Agreed. Definitely nothing like conditioner first. It always depends on the job/speed, etc. 

We're all about getting good quality results with blazing speed. It's just how we do things. Could it be super high end? Of course. You can always make something look "nicer". Sanding, treating, re-sanding, dying, staining, sealing, toning, glazing, re-toning, etc. But you sacrifice time and time is money. 

I hope the OP posts before/after pics, always fun to see those!


----------



## jr.sr. painting (Dec 6, 2013)

Depending on the sheen they want over the past summer we used one of the pre mix colors of sikkens door and window on all fir doors.
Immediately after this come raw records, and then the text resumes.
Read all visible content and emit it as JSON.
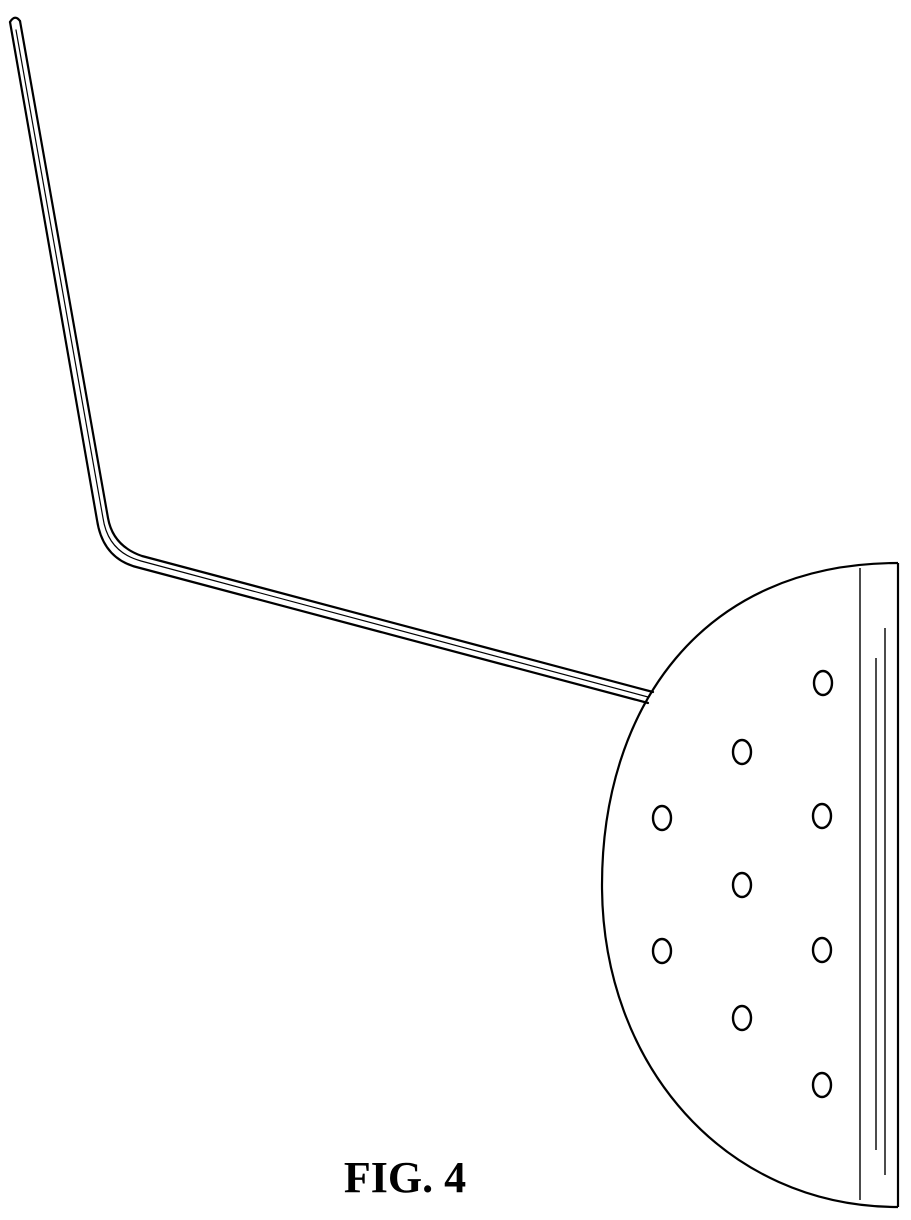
{
  "figure": {
    "caption": "FIG. 4",
    "line_color": "#000000",
    "background": "#ffffff",
    "hole_count": 9
  }
}
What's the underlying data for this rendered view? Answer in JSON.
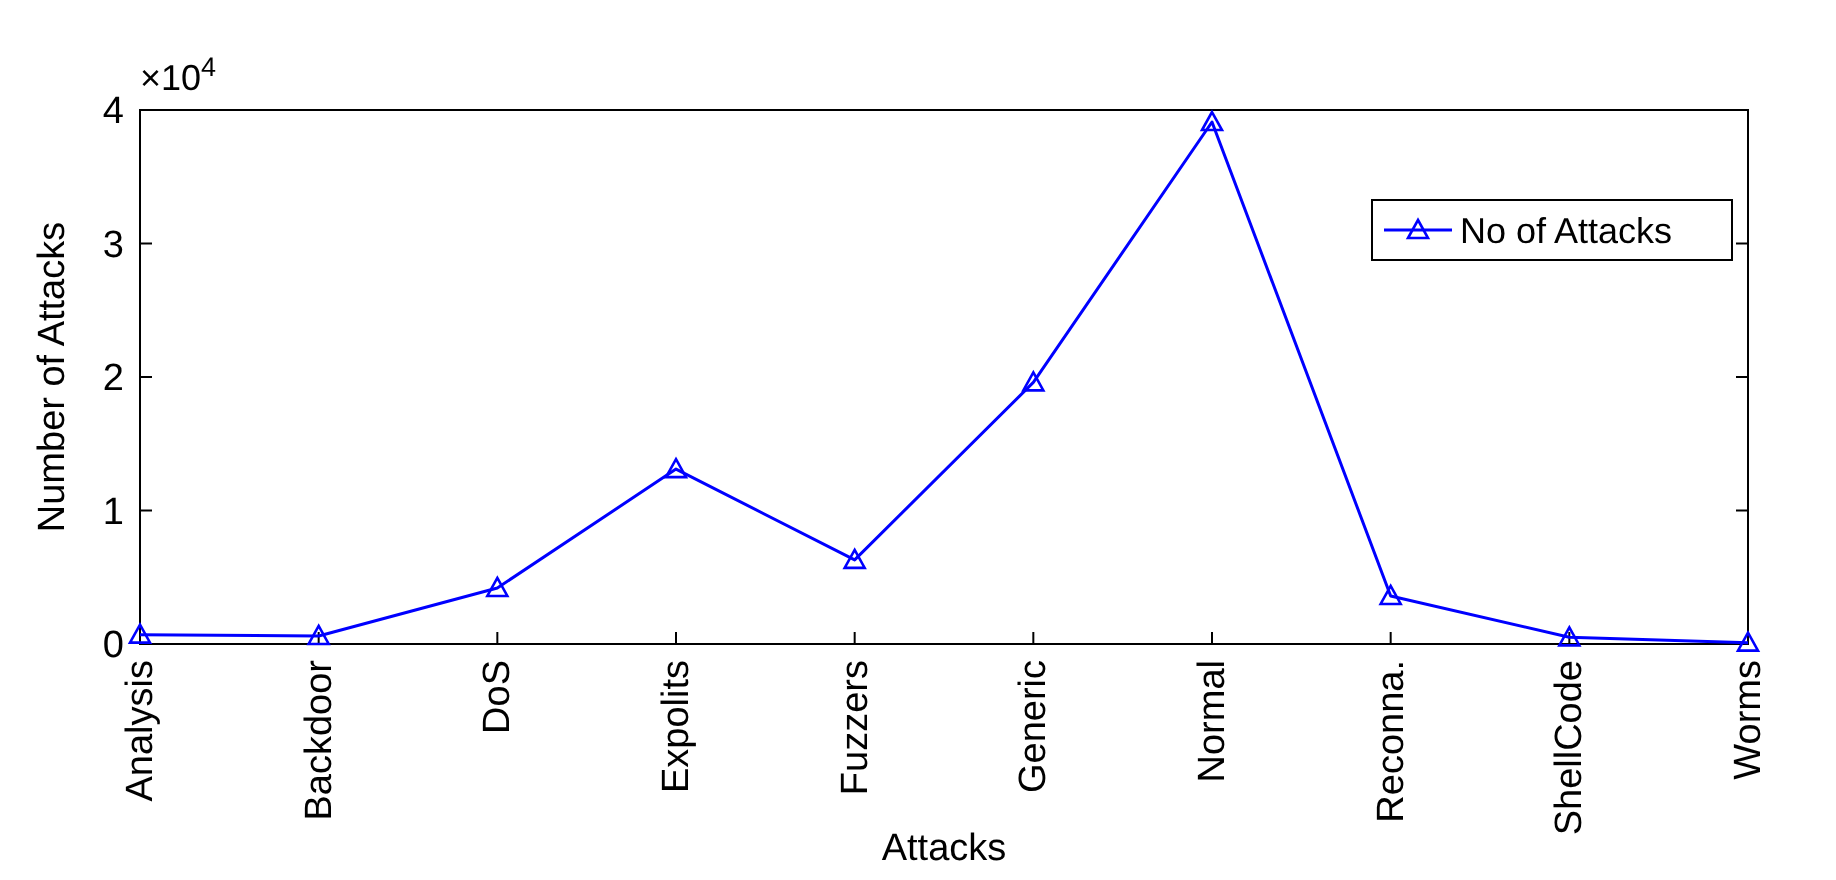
{
  "chart_data": {
    "type": "line",
    "xlabel": "Attacks",
    "ylabel": "Number of Attacks",
    "categories": [
      "Analysis",
      "Backdoor",
      "DoS",
      "Expolits",
      "Fuzzers",
      "Generic",
      "Normal",
      "Reconna.",
      "ShellCode",
      "Worms"
    ],
    "series": [
      {
        "name": "No of Attacks",
        "color": "#0000ff",
        "values": [
          0.07,
          0.06,
          0.42,
          1.31,
          0.63,
          1.96,
          3.91,
          0.36,
          0.05,
          0.01
        ]
      }
    ],
    "ylim": [
      0,
      4
    ],
    "yticks": [
      0,
      1,
      2,
      3,
      4
    ],
    "annotations": [
      "×10$^{4}$"
    ],
    "marker": "triangle",
    "line_style": "solid",
    "grid": false,
    "legend": "top right"
  }
}
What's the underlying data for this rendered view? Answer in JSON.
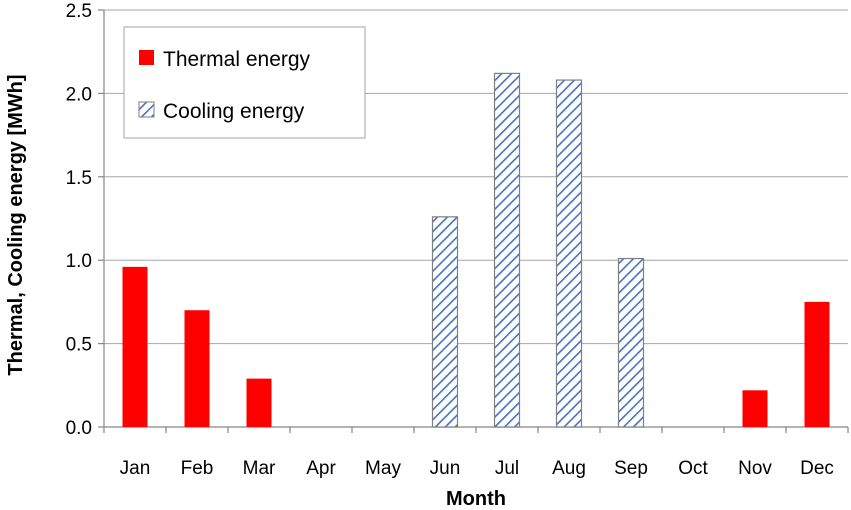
{
  "chart_data": {
    "type": "bar",
    "categories": [
      "Jan",
      "Feb",
      "Mar",
      "Apr",
      "May",
      "Jun",
      "Jul",
      "Aug",
      "Sep",
      "Oct",
      "Nov",
      "Dec"
    ],
    "series": [
      {
        "name": "Thermal energy",
        "values": [
          0.96,
          0.7,
          0.29,
          0,
          0,
          0,
          0,
          0,
          0,
          0,
          0.22,
          0.75
        ],
        "color": "#ff0000",
        "pattern": "solid"
      },
      {
        "name": "Cooling energy",
        "values": [
          0,
          0,
          0,
          0,
          0,
          1.26,
          2.12,
          2.08,
          1.01,
          0,
          0,
          0
        ],
        "color": "#4472c4",
        "pattern": "diagonal-hatch"
      }
    ],
    "xlabel": "Month",
    "ylabel": "Thermal, Cooling energy [MWh]",
    "ylim": [
      0,
      2.5
    ],
    "yticks": [
      "0.0",
      "0.5",
      "1.0",
      "1.5",
      "2.0",
      "2.5"
    ],
    "ytick_values": [
      0,
      0.5,
      1.0,
      1.5,
      2.0,
      2.5
    ],
    "grid": true,
    "legend_position": "top-left"
  }
}
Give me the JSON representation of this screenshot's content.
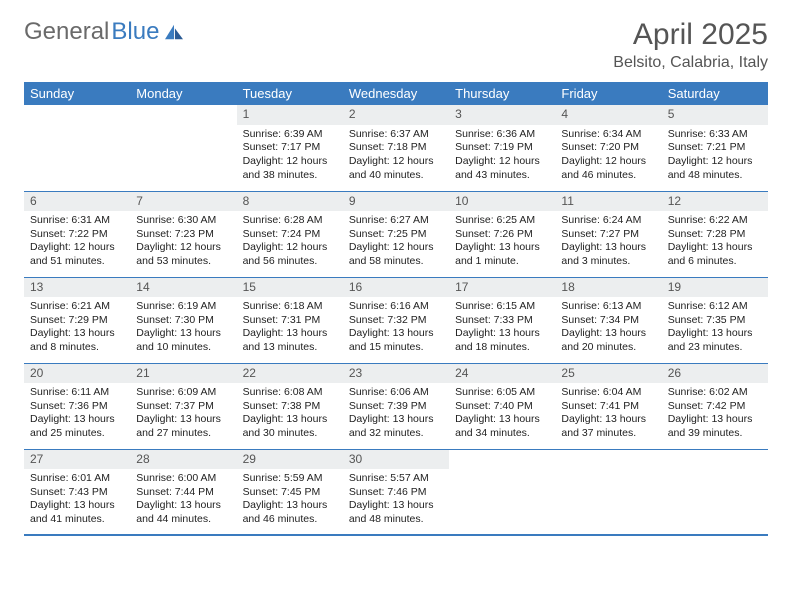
{
  "logo": {
    "text_gray": "General",
    "text_blue": "Blue"
  },
  "title": {
    "month": "April 2025",
    "location": "Belsito, Calabria, Italy"
  },
  "colors": {
    "header_bg": "#3a7bbf",
    "header_fg": "#ffffff",
    "daynum_bg": "#eceeef",
    "daynum_fg": "#555555",
    "rule": "#3a7bbf",
    "logo_gray": "#6a6a6a",
    "logo_blue": "#3a7bbf"
  },
  "weekdays": [
    "Sunday",
    "Monday",
    "Tuesday",
    "Wednesday",
    "Thursday",
    "Friday",
    "Saturday"
  ],
  "weeks": [
    [
      null,
      null,
      {
        "n": "1",
        "sunrise": "6:39 AM",
        "sunset": "7:17 PM",
        "daylight": "12 hours and 38 minutes."
      },
      {
        "n": "2",
        "sunrise": "6:37 AM",
        "sunset": "7:18 PM",
        "daylight": "12 hours and 40 minutes."
      },
      {
        "n": "3",
        "sunrise": "6:36 AM",
        "sunset": "7:19 PM",
        "daylight": "12 hours and 43 minutes."
      },
      {
        "n": "4",
        "sunrise": "6:34 AM",
        "sunset": "7:20 PM",
        "daylight": "12 hours and 46 minutes."
      },
      {
        "n": "5",
        "sunrise": "6:33 AM",
        "sunset": "7:21 PM",
        "daylight": "12 hours and 48 minutes."
      }
    ],
    [
      {
        "n": "6",
        "sunrise": "6:31 AM",
        "sunset": "7:22 PM",
        "daylight": "12 hours and 51 minutes."
      },
      {
        "n": "7",
        "sunrise": "6:30 AM",
        "sunset": "7:23 PM",
        "daylight": "12 hours and 53 minutes."
      },
      {
        "n": "8",
        "sunrise": "6:28 AM",
        "sunset": "7:24 PM",
        "daylight": "12 hours and 56 minutes."
      },
      {
        "n": "9",
        "sunrise": "6:27 AM",
        "sunset": "7:25 PM",
        "daylight": "12 hours and 58 minutes."
      },
      {
        "n": "10",
        "sunrise": "6:25 AM",
        "sunset": "7:26 PM",
        "daylight": "13 hours and 1 minute."
      },
      {
        "n": "11",
        "sunrise": "6:24 AM",
        "sunset": "7:27 PM",
        "daylight": "13 hours and 3 minutes."
      },
      {
        "n": "12",
        "sunrise": "6:22 AM",
        "sunset": "7:28 PM",
        "daylight": "13 hours and 6 minutes."
      }
    ],
    [
      {
        "n": "13",
        "sunrise": "6:21 AM",
        "sunset": "7:29 PM",
        "daylight": "13 hours and 8 minutes."
      },
      {
        "n": "14",
        "sunrise": "6:19 AM",
        "sunset": "7:30 PM",
        "daylight": "13 hours and 10 minutes."
      },
      {
        "n": "15",
        "sunrise": "6:18 AM",
        "sunset": "7:31 PM",
        "daylight": "13 hours and 13 minutes."
      },
      {
        "n": "16",
        "sunrise": "6:16 AM",
        "sunset": "7:32 PM",
        "daylight": "13 hours and 15 minutes."
      },
      {
        "n": "17",
        "sunrise": "6:15 AM",
        "sunset": "7:33 PM",
        "daylight": "13 hours and 18 minutes."
      },
      {
        "n": "18",
        "sunrise": "6:13 AM",
        "sunset": "7:34 PM",
        "daylight": "13 hours and 20 minutes."
      },
      {
        "n": "19",
        "sunrise": "6:12 AM",
        "sunset": "7:35 PM",
        "daylight": "13 hours and 23 minutes."
      }
    ],
    [
      {
        "n": "20",
        "sunrise": "6:11 AM",
        "sunset": "7:36 PM",
        "daylight": "13 hours and 25 minutes."
      },
      {
        "n": "21",
        "sunrise": "6:09 AM",
        "sunset": "7:37 PM",
        "daylight": "13 hours and 27 minutes."
      },
      {
        "n": "22",
        "sunrise": "6:08 AM",
        "sunset": "7:38 PM",
        "daylight": "13 hours and 30 minutes."
      },
      {
        "n": "23",
        "sunrise": "6:06 AM",
        "sunset": "7:39 PM",
        "daylight": "13 hours and 32 minutes."
      },
      {
        "n": "24",
        "sunrise": "6:05 AM",
        "sunset": "7:40 PM",
        "daylight": "13 hours and 34 minutes."
      },
      {
        "n": "25",
        "sunrise": "6:04 AM",
        "sunset": "7:41 PM",
        "daylight": "13 hours and 37 minutes."
      },
      {
        "n": "26",
        "sunrise": "6:02 AM",
        "sunset": "7:42 PM",
        "daylight": "13 hours and 39 minutes."
      }
    ],
    [
      {
        "n": "27",
        "sunrise": "6:01 AM",
        "sunset": "7:43 PM",
        "daylight": "13 hours and 41 minutes."
      },
      {
        "n": "28",
        "sunrise": "6:00 AM",
        "sunset": "7:44 PM",
        "daylight": "13 hours and 44 minutes."
      },
      {
        "n": "29",
        "sunrise": "5:59 AM",
        "sunset": "7:45 PM",
        "daylight": "13 hours and 46 minutes."
      },
      {
        "n": "30",
        "sunrise": "5:57 AM",
        "sunset": "7:46 PM",
        "daylight": "13 hours and 48 minutes."
      },
      null,
      null,
      null
    ]
  ],
  "labels": {
    "sunrise": "Sunrise:",
    "sunset": "Sunset:",
    "daylight": "Daylight:"
  }
}
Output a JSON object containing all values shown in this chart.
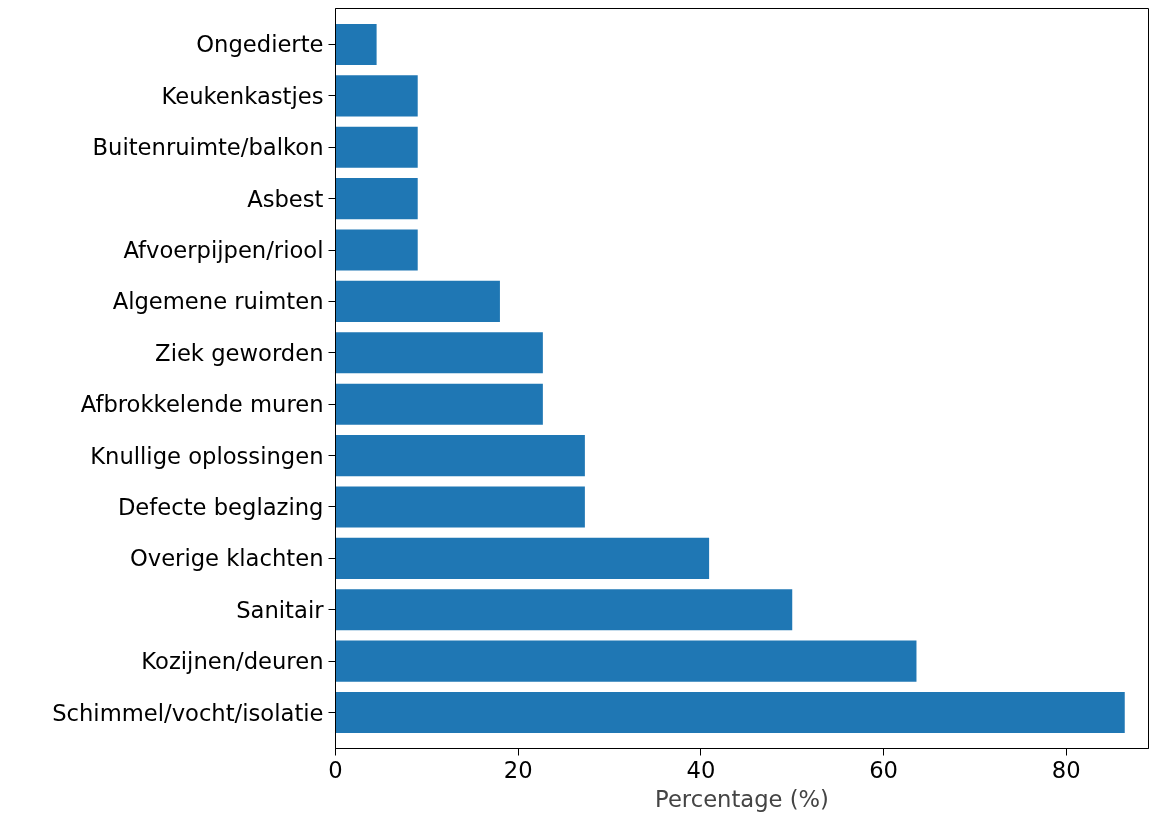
{
  "chart_data": {
    "type": "bar",
    "orientation": "horizontal",
    "xlabel": "Percentage (%)",
    "categories": [
      "Ongedierte",
      "Keukenkastjes",
      "Buitenruimte/balkon",
      "Asbest",
      "Afvoerpijpen/riool",
      "Algemene ruimten",
      "Ziek geworden",
      "Afbrokkelende muren",
      "Knullige oplossingen",
      "Defecte beglazing",
      "Overige klachten",
      "Sanitair",
      "Kozijnen/deuren",
      "Schimmel/vocht/isolatie"
    ],
    "values": [
      4.5,
      9,
      9,
      9,
      9,
      18,
      22.7,
      22.7,
      27.3,
      27.3,
      40.9,
      50,
      63.6,
      86.4
    ],
    "color": "#1f77b4",
    "xlim": [
      0,
      89
    ],
    "xticks": [
      0,
      20,
      40,
      60,
      80
    ],
    "grid": false
  }
}
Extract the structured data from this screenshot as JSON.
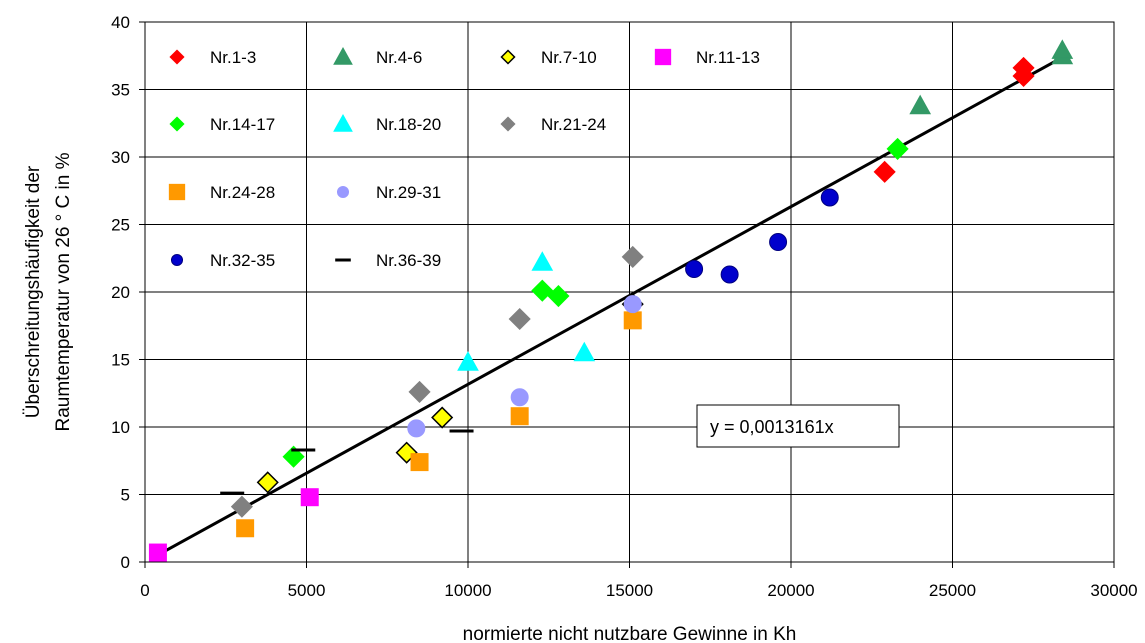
{
  "chart_data": {
    "type": "scatter",
    "xlabel": "normierte nicht nutzbare Gewinne in Kh",
    "ylabel_lines": [
      "Überschreitungshäufigkeit der",
      "Raumtemperatur von 26 ° C in %"
    ],
    "xlim": [
      0,
      30000
    ],
    "ylim": [
      0,
      40
    ],
    "xticks": [
      0,
      5000,
      10000,
      15000,
      20000,
      25000,
      30000
    ],
    "yticks": [
      0,
      5,
      10,
      15,
      20,
      25,
      30,
      35,
      40
    ],
    "grid": true,
    "legend_position": "top-left",
    "series": [
      {
        "name": "Nr.1-3",
        "marker": "diamond",
        "color": "#ff0000",
        "stroke": "#ff0000",
        "points": [
          [
            22900,
            28.9
          ],
          [
            27200,
            36.0
          ],
          [
            27200,
            36.6
          ]
        ]
      },
      {
        "name": "Nr.4-6",
        "marker": "triangle",
        "color": "#339966",
        "stroke": "#339966",
        "points": [
          [
            24000,
            33.8
          ],
          [
            28400,
            37.5
          ],
          [
            28400,
            37.9
          ]
        ]
      },
      {
        "name": "Nr.7-10",
        "marker": "diamond",
        "color": "#ffff00",
        "stroke": "#000000",
        "points": [
          [
            3800,
            5.9
          ],
          [
            8100,
            8.1
          ],
          [
            9200,
            10.7
          ],
          [
            15100,
            19.1
          ]
        ]
      },
      {
        "name": "Nr.11-13",
        "marker": "square",
        "color": "#ff00ff",
        "stroke": "#ff00ff",
        "points": [
          [
            400,
            0.7
          ],
          [
            5100,
            4.8
          ]
        ]
      },
      {
        "name": "Nr.14-17",
        "marker": "diamond",
        "color": "#00ff00",
        "stroke": "#00ff00",
        "points": [
          [
            4600,
            7.8
          ],
          [
            12300,
            20.1
          ],
          [
            12800,
            19.7
          ],
          [
            23300,
            30.6
          ]
        ]
      },
      {
        "name": "Nr.18-20",
        "marker": "triangle",
        "color": "#00ffff",
        "stroke": "#00ffff",
        "points": [
          [
            10000,
            14.8
          ],
          [
            12300,
            22.2
          ],
          [
            13600,
            15.5
          ]
        ]
      },
      {
        "name": "Nr.21-24",
        "marker": "diamond",
        "color": "#808080",
        "stroke": "#808080",
        "points": [
          [
            3000,
            4.1
          ],
          [
            8500,
            12.6
          ],
          [
            11600,
            18.0
          ],
          [
            15100,
            22.6
          ]
        ]
      },
      {
        "name": "Nr.24-28",
        "marker": "square",
        "color": "#ff9900",
        "stroke": "#ff9900",
        "points": [
          [
            3100,
            2.5
          ],
          [
            8500,
            7.4
          ],
          [
            11600,
            10.8
          ],
          [
            15100,
            17.9
          ]
        ]
      },
      {
        "name": "Nr.29-31",
        "marker": "circle",
        "color": "#9999ff",
        "stroke": "#9999ff",
        "points": [
          [
            8400,
            9.9
          ],
          [
            11600,
            12.2
          ],
          [
            15100,
            19.1
          ]
        ]
      },
      {
        "name": "Nr.32-35",
        "marker": "circle",
        "color": "#0000cc",
        "stroke": "#000080",
        "points": [
          [
            17000,
            21.7
          ],
          [
            18100,
            21.3
          ],
          [
            19600,
            23.7
          ],
          [
            21200,
            27.0
          ]
        ]
      },
      {
        "name": "Nr.36-39",
        "marker": "dash",
        "color": "#000000",
        "stroke": "#000000",
        "points": [
          [
            2700,
            5.1
          ],
          [
            4900,
            8.3
          ],
          [
            9800,
            9.7
          ]
        ]
      }
    ],
    "trendline": {
      "slope": 0.0013161,
      "x_range": [
        400,
        28400
      ],
      "label": "y = 0,0013161x"
    }
  }
}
No need to worry about blotchiness and the finish dried like glass. The smell on the other hand was pretty ridiculous 


Sent from my iPhone using Tapatalk


----------



## dirtyjeep01 (Dec 19, 2015)

So I went to my supplier with a sample match. Tried different methods for time sake. Found a one pass match she made that works on sanded fir no conditioner. Thoughts. I do lots of staining but not lots of stained windows and trim. Thoughts on sequence . My thoughts were to finish coat walls. Sand and pre stain and one coat lacquer post cat on trim work. Stack for finisher. Spray stain windows and seal coat. Finish coat ceilings. When finisher is complete his install mask walls around doors and windows..sand and stain match putty fill holes two costs finish. Thoughts ?


----------